Monday, April 11, 2011

 

Hard to please

Prime Minister Blair used to irritate me by staying at the houses of his rich friends in warm foreign parts. Or perhaps people who thought that doing him such a favour would be repaid in some discrete way. Whereas Prime Minister Cameron irritates me by pretending to be an ordinary joe having to sit about in the airport lounge for hours waiting for his budget airline flight. Perhaps his security detail all have to dress up as ordinary joes too.

Point one, without going to the lengths of a Sarkosy and whacking out £150m on a A330-200, I do think it would be sensible for Cameron to have access to some sort of private plane when he travels.

Point two, Wilson used to troll off to the Scilly Isles where I think he was more or less left alone. Don't recall pictures of him buying ice creams in the papers. But he did not expect to be able to go to Ibiza and to be left alone there. Don't suppose that would be his idea of a holiday anyway. Perhaps Cameron could go to St Helena for a spot of whale watching.

Point three, prime ministers don't do holidays.
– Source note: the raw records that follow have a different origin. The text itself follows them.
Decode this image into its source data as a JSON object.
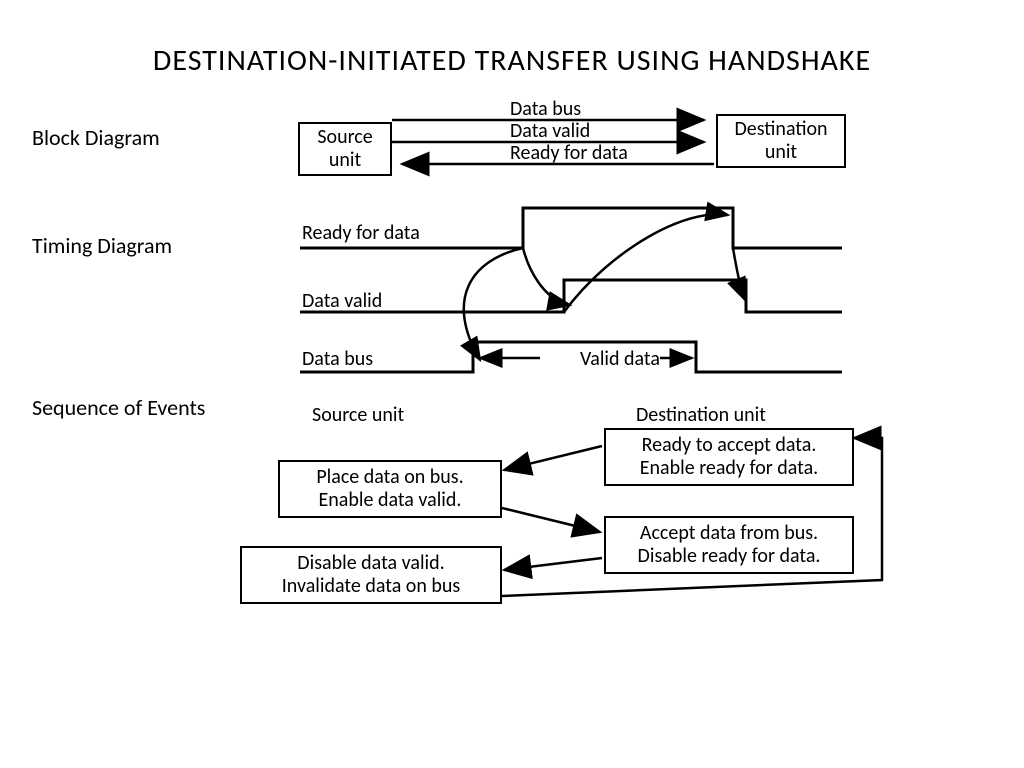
{
  "title": "DESTINATION-INITIATED  TRANSFER  USING  HANDSHAKE",
  "labels": {
    "block": "Block Diagram",
    "timing": "Timing Diagram",
    "sequence": "Sequence of Events"
  },
  "block": {
    "source": "Source\nunit",
    "dest": "Destination\nunit",
    "data_bus": "Data bus",
    "data_valid": "Data valid",
    "ready": "Ready for data"
  },
  "timing": {
    "ready": "Ready for data",
    "valid": "Data valid",
    "bus": "Data bus",
    "valid_data": "Valid data"
  },
  "seq": {
    "src_header": "Source unit",
    "dst_header": "Destination unit",
    "dst1_line1": "Ready to accept data.",
    "dst1_line2": "Enable ready for data.",
    "src1_line1": "Place data on bus.",
    "src1_line2": "Enable data valid.",
    "dst2_line1": "Accept data from bus.",
    "dst2_line2": "Disable ready for data.",
    "src2_line1": "Disable data valid.",
    "src2_line2": "Invalidate data on bus"
  }
}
They don't do spare time. They are on the job the whole time; that's what they signed up for and we voters expect nothing less in these troubling times. If Cameron doesn't want the job on that basis there are plenty who do.

An irritation nearer home has been a book about Greece by one David Brewer, which came warmly recommended by someone in the TLS and published by Tauris.

Point one, bad type faces and bad page layout.

Point two, inadequate maps. Plus they don't fold out. I won't hold this last against Tauris since virtually no-one offers the reader that convenience these days, despite the onward march of technology.

Point three, the writing style of a blogger rather than that of a historian. Text larded with all kinds of slightly relevant trivia.

On the other hand, the subject matter is interesting and I have learned that Greece is yet another place which never was a state in the modern sense before it was carved out of Turkey in the 19th century. Started out as a bunch of city states spread around the western end of the Mediterranean. City states which happened to have invented culture as we know it. Then came the western Romans, then the eastern Romans, then the French, then the Venetians and then the Turks. At no point in all this was there a state called Greece and the people who spoke a version of Greek and went to Greek church were spread all over the place, a bit like the Irish or the Jews. Getting from there to the Greece we have now was a painful and bloody business.